NIENTE CER PER VIGEVANO A Vigevano è rimasto tutto fermo al 2023, quando il Comune ha provato a muovere i primi passi per realizzarne due: una per ciascuna delle cabine primarie che servono la città, la prima sfruttando la superficie del PalaElachem di via Gravellona e la seconda nell’area del quartiere di santa Maria. Nonostante i confronti con esperti del settore, tra cui la fondazione “Domenico Romagnosi” di Pavia, e gli annunci fatti dall’amministrazione tra il 2022 e il 2023, il municipio non ha presentato domanda per il bando regionale Cer scaduto il 30 novembre, perdendo la possibilità di attingere a una parte dei 28 milioni messi a disposizione dalla Regione per sostenere la produzione di energia da fonti rinnovabili fino al 2027.

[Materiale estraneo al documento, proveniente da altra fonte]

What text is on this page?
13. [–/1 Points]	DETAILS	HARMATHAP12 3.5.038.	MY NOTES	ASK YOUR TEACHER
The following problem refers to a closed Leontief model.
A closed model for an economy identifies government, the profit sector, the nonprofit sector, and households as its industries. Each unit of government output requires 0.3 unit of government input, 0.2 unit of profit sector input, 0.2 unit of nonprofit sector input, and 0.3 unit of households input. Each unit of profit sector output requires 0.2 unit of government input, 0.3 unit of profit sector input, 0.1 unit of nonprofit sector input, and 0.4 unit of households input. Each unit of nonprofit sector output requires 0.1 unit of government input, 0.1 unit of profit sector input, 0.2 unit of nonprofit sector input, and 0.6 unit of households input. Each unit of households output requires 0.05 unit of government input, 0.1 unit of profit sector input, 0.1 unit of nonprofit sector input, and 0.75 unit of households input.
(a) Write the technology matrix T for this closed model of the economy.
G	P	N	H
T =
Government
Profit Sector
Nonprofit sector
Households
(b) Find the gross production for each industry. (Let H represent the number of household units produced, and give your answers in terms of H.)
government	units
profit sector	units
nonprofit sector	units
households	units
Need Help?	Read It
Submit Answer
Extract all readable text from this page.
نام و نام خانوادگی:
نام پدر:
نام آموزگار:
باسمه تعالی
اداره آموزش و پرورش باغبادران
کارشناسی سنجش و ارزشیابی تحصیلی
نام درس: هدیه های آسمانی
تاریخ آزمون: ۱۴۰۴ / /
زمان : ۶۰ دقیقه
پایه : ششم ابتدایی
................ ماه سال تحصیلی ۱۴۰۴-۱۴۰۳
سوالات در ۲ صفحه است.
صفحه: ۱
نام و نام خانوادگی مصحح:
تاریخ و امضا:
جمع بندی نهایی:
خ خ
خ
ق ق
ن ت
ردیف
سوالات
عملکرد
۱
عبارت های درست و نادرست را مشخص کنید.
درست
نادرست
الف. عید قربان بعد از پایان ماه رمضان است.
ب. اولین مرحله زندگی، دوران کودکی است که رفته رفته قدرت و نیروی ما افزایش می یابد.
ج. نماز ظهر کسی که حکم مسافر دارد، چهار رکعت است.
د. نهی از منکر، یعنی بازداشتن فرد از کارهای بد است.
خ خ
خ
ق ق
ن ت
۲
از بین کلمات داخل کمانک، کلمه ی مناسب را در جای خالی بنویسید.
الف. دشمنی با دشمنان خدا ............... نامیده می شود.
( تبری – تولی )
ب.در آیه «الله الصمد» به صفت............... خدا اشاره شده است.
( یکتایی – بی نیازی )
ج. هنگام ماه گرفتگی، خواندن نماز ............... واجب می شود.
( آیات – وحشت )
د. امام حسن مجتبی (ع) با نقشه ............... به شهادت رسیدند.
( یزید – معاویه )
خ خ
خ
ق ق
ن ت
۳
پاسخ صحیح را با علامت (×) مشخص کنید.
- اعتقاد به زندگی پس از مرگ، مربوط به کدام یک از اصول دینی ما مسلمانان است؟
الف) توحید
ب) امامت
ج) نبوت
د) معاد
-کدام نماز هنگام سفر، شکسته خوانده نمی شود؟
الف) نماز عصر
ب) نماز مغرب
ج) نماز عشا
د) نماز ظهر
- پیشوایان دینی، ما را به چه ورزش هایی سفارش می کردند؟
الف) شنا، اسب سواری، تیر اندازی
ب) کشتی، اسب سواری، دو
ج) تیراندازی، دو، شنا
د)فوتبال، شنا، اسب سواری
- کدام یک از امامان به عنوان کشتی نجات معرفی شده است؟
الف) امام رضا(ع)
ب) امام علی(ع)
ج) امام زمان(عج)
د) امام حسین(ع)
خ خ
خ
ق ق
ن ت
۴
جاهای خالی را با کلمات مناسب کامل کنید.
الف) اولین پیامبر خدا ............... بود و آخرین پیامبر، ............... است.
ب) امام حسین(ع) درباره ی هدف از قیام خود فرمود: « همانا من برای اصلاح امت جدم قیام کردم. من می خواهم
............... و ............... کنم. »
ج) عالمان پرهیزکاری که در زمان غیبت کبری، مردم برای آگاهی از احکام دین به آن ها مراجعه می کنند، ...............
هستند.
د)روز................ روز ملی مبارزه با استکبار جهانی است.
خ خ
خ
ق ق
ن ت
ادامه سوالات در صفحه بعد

LOMELLINA PER DUE C’è più sensibilità in Lomellina. A Mortara l’amministrazione di Ettore Gerosa aveva provato a coinvolgere Vipetrol, ma il progetto non è mai partito a causa delle questioni politiche che hanno colpito la città dell’oca. Garlasco si sta muovendo, seppure a rilento, sempre a causa di tensioni all’interno della maggioranza, ora occupata a decidere del futuro della farmacia comunale. Al momento, nella terra del riso tra i Comuni che stanno ultimando o hanno portato a termine l’iter per realizzarle ci sono solo Tromello, Carbonara al Ticino e Sannazzaro: «Sicuramente la realizzeremo – spiega Federica Pasini, sindaco di Tromello – ci troviamo nella fase esecutiva con un soggetto. La Cer è una strada da percorrere per beneficiare di risparmi sui costi dell’energia elettrica, in quanto consente di attingere a incentivi messi a disposizione dal Gse (gestore dei servizi energetici). Visto il complesso momento storico che stiamo vivendo, è importante fare il possibile per garantire ai cittadini risparmi nel pagamento delle bollette». A Carbonara al Ticino la Cer esiste da due anni, ha come partner il gruppo tedesco Enpal ed è operativa. Anche a Sannazzaro la comunità energetica rinnovabile è già in vigore e conta su un centinaio di soci che hanno aderito.